On Sunday, the block will be loaded onto one of the two biggest sea-going barges in the world in preparation for her 600 mile journey, starting on 16 August, taking her round the north coast of Scotland to Rosyth where the aircraft carrier will be assembled. Marking the occasion, over 50 cyclists will leave the Govan yard on the same day to take on a gruelling 500 mile cycle around the north of Scotland in an attempt to 'beat the block' to its final destination and raise money for the Royal Navy and Royal Marines Charity.
As a member of the Aircraft Carrier Alliance, BAE Systems is working in partnership with Babcock, Thales and the Ministry of Defence to deliver the nation's flagships. With advanced construction underway at six shipyards across the UK, the Queen Elizabeth Class aircraft carrier programme is sustaining thousands of skilled jobs throughout industry.
The load out of Lower Block 03 comes only two years after first steel was cut in July 2009. Since then, employees at the company's Govan yard have worked steadily to construct the block which stands over 20 metres high, 60 metres long and 40 metres wide. Approximately 350 Govan-based employees will follow the block to Rosyth where they will work in partnership with employees at Babcock to complete the assembly phase of this section of the ship. Meanwhile, at Govan, construction of Lower Block 04, the largest and most complex section of hull, is progressing and production on the second aircraft carrier, HMS Prince of Wales, started in May.

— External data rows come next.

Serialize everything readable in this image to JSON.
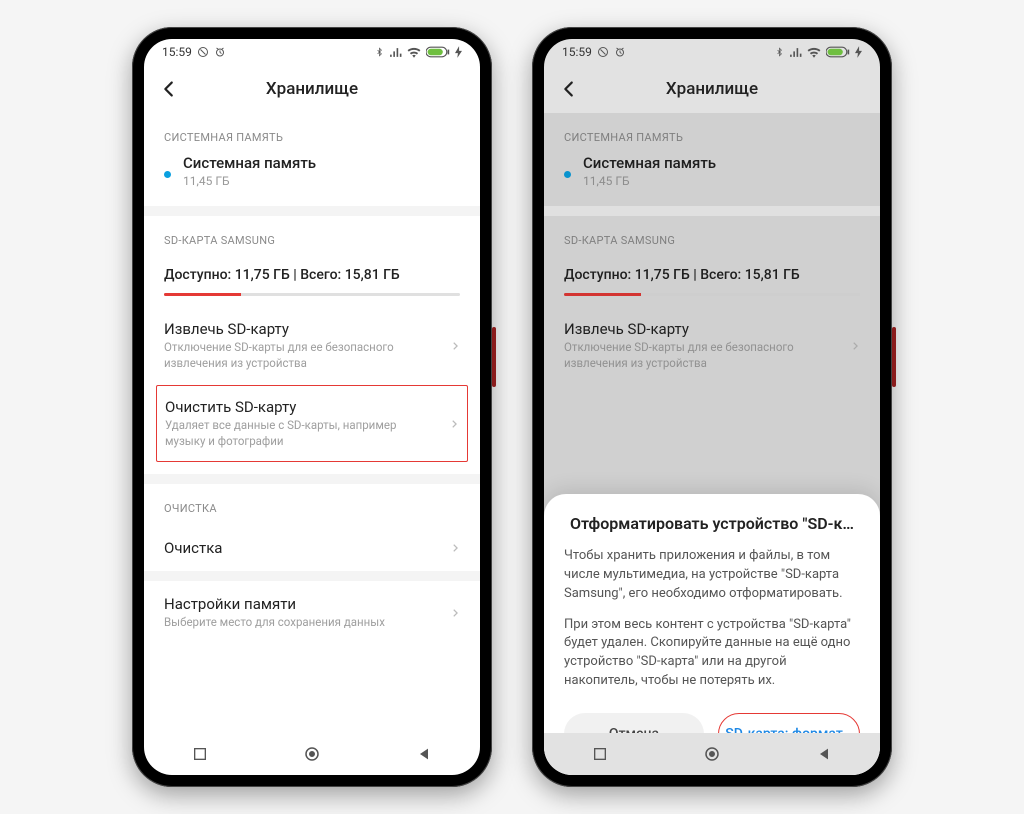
{
  "statusbar": {
    "time": "15:59"
  },
  "header": {
    "title": "Хранилище"
  },
  "sections": {
    "system_label": "СИСТЕМНАЯ ПАМЯТЬ",
    "system_title": "Системная память",
    "system_size": "11,45 ГБ",
    "sd_label": "SD-КАРТА SAMSUNG",
    "storage_line": "Доступно: 11,75 ГБ | Всего: 15,81 ГБ",
    "storage_used_pct": 26,
    "eject_title": "Извлечь SD-карту",
    "eject_sub": "Отключение SD-карты для ее безопасного извлечения из устройства",
    "clear_title": "Очистить SD-карту",
    "clear_sub": "Удаляет все данные с SD-карты, например музыку и фотографии",
    "cleanup_label": "ОЧИСТКА",
    "cleanup_title": "Очистка",
    "memsettings_title": "Настройки памяти",
    "memsettings_sub": "Выберите место для сохранения данных"
  },
  "dialog": {
    "title": "Отформатировать устройство \"SD-к…",
    "p1": "Чтобы хранить приложения и файлы, в том числе мультимедиа, на устройстве \"SD-карта Samsung\", его необходимо отформатировать.",
    "p2": "При этом весь контент с устройства \"SD-карта\" будет удален. Скопируйте данные на ещё одно устройство \"SD-карта\" или на другой накопитель, чтобы не потерять их.",
    "cancel": "Отмена",
    "confirm": "SD-карта: формат…"
  }
}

BAE Systems is also manufacturing the forward and lower stern sections of the hull at its Portsmouth facility, along with the ship's forward island structure. Additionally, the company is responsible for the integration and testing of the ships' complex mission and advanced communications systems.
Each 65,000 tonne aircraft carrier will provide the armed forces with a four acre military operating base which can be deployed worldwide. The vessels will be versatile enough to be used for operations ranging from supporting war efforts to providing humanitarian aid and disaster relief. The QE Class will be the centre piece of Britain's military capability and will operate 12 of the carrier variant Joint Strike Fighter jets, allowing for unparalleled interoperability with allied forces.